Gazze Şeridi'nde soykırım ve açlık savaşı devam ederken Netanyahu'nun Büyük İsrail hakkında konuştuğunu ifade eden el-Karale sözlerini şöyle sürdürdü: “Netanyahu, suçlarını örtbas etmeye ve bunları tarihi bir rüya ve misyonun parçası haline getirmeye çalışıyor. Ayrıca Filistin devletinin tanınması için uluslararası çabaları engellemeye çalışıyor.”
Mısır Düşünce ve Stratejik Araştırmalar Merkezi Direktörü Dr. Halid Ukkaşe de Netanyahu'nun İsrail halkını hedef aldığını ve kendisini ABD'ye, devletin doktrinini etkileyen kader belirleyici bir savaşta mücadele eden biri olarak pazarlayarak savaşa meşruiyet kazandırmaya çalıştığını belirtti.
Nuseyrat Mülteci Kampı’ndaki bir yemek dağıtım noktasında sıcak yemek almak için sıraya giren Filistinli çocuklar (AFP)
Ukkaşe, “Bu açıklamalar, İsrail'de protestoların yaşandığı, Gazze Şeridi'nin işgal planının reddedildiği, uluslararası kamuoyunun Gazze Şeridi sakinlerinin aç bırakılmasını kınadığı ve bir dizi ülkenin Filistin devletini tanıma niyetini açıkladığı bir dönemde geldi” dedi.
“Netanyahu, BM'de Filistin ile beklenen uluslararası etkileşimleri engellemek için önleyici adımlar atıyor” diyen Ukkaşe, aynı zamanda ‘Netanyahu'nun yayılmacı emellerine ulaşmada başarılı olmadığını ve olmayacağını’ vurguladı.
Diğer yandan Arap Birliği Genel Sekreterliği, Netanyahu'nun açıklamalarını kınadı ve bunları ‘Arap devletlerinin egemenliğine tecavüz ve bölgedeki güvenlik ve istikrarı baltalamaya yönelik bir girişim’ olarak nitelendirdi.

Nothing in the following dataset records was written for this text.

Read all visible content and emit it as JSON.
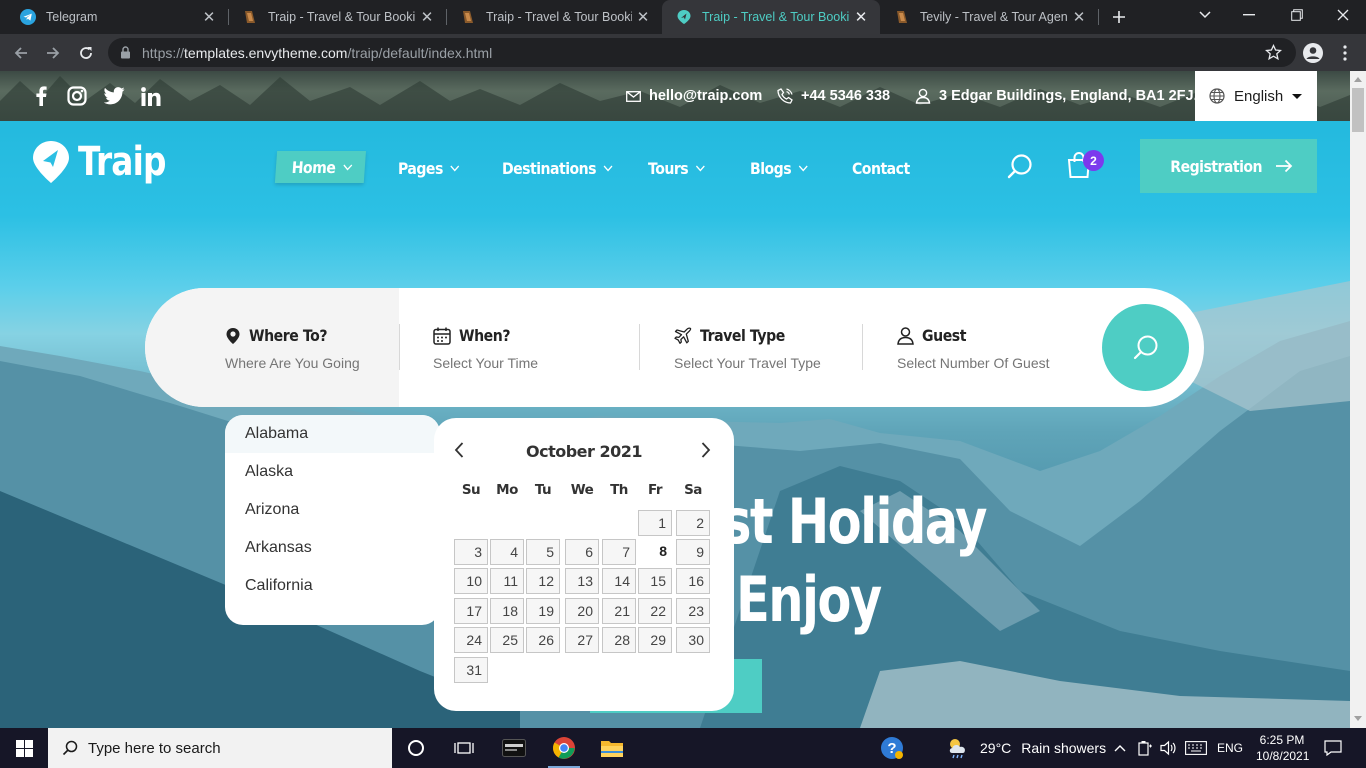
{
  "browser": {
    "tabs": [
      {
        "title": "Telegram",
        "icon": "telegram-icon"
      },
      {
        "title": "Traip - Travel & Tour Booking",
        "icon": "envytheme-icon"
      },
      {
        "title": "Traip - Travel & Tour Booking",
        "icon": "envytheme-icon"
      },
      {
        "title": "Traip - Travel & Tour Booking",
        "icon": "traip-icon",
        "active": true
      },
      {
        "title": "Tevily - Travel & Tour Agency",
        "icon": "envytheme-icon"
      }
    ],
    "url_prefix": "https://",
    "url_host": "templates.envytheme.com",
    "url_path": "/traip/default/index.html"
  },
  "topbar": {
    "email": "hello@traip.com",
    "phone": "+44 5346 338",
    "address": "3 Edgar Buildings, England, BA1 2FJ.",
    "language": "English"
  },
  "header": {
    "logo": "Traip",
    "nav": [
      "Home",
      "Pages",
      "Destinations",
      "Tours",
      "Blogs",
      "Contact"
    ],
    "cart_count": "2",
    "register": "Registration"
  },
  "search": {
    "fields": [
      {
        "label": "Where To?",
        "placeholder": "Where Are You Going"
      },
      {
        "label": "When?",
        "placeholder": "Select Your Time"
      },
      {
        "label": "Travel Type",
        "placeholder": "Select Your Travel Type"
      },
      {
        "label": "Guest",
        "placeholder": "Select Number Of Guest"
      }
    ]
  },
  "destinations": [
    "Alabama",
    "Alaska",
    "Arizona",
    "Arkansas",
    "California"
  ],
  "calendar": {
    "title": "October 2021",
    "weekdays": [
      "Su",
      "Mo",
      "Tu",
      "We",
      "Th",
      "Fr",
      "Sa"
    ],
    "first_weekday": 5,
    "days": 31,
    "today": 8
  },
  "hero": {
    "line1_visible": "st Holiday",
    "line2_visible": "Enjoy"
  },
  "taskbar": {
    "search_placeholder": "Type here to search",
    "temp": "29°C",
    "weather": "Rain showers",
    "lang": "ENG",
    "time": "6:25 PM",
    "date": "10/8/2021"
  },
  "colors": {
    "accent": "#4ecdc4",
    "badge": "#7c3aed",
    "sky": "#2cc0e4"
  }
}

Genel Sekreterlik tarafından yapılan açıklamada, “Arap ulusal güvenliğine ciddi bir tehdit oluşturan bu açıklamalar, uluslararası hukuka ve uluslararası meşruiyet ilkelerine açık bir meydan okumadır. Söz konusu açıklamalar, kabul edilemez ve hoş görülemez genişlemeci ve saldırgan niyetleri yansıtıyor ve sömürgeci hayallere kapılmış aşırı zihniyeti ortaya koyuyor” ifadeleri yer aldı.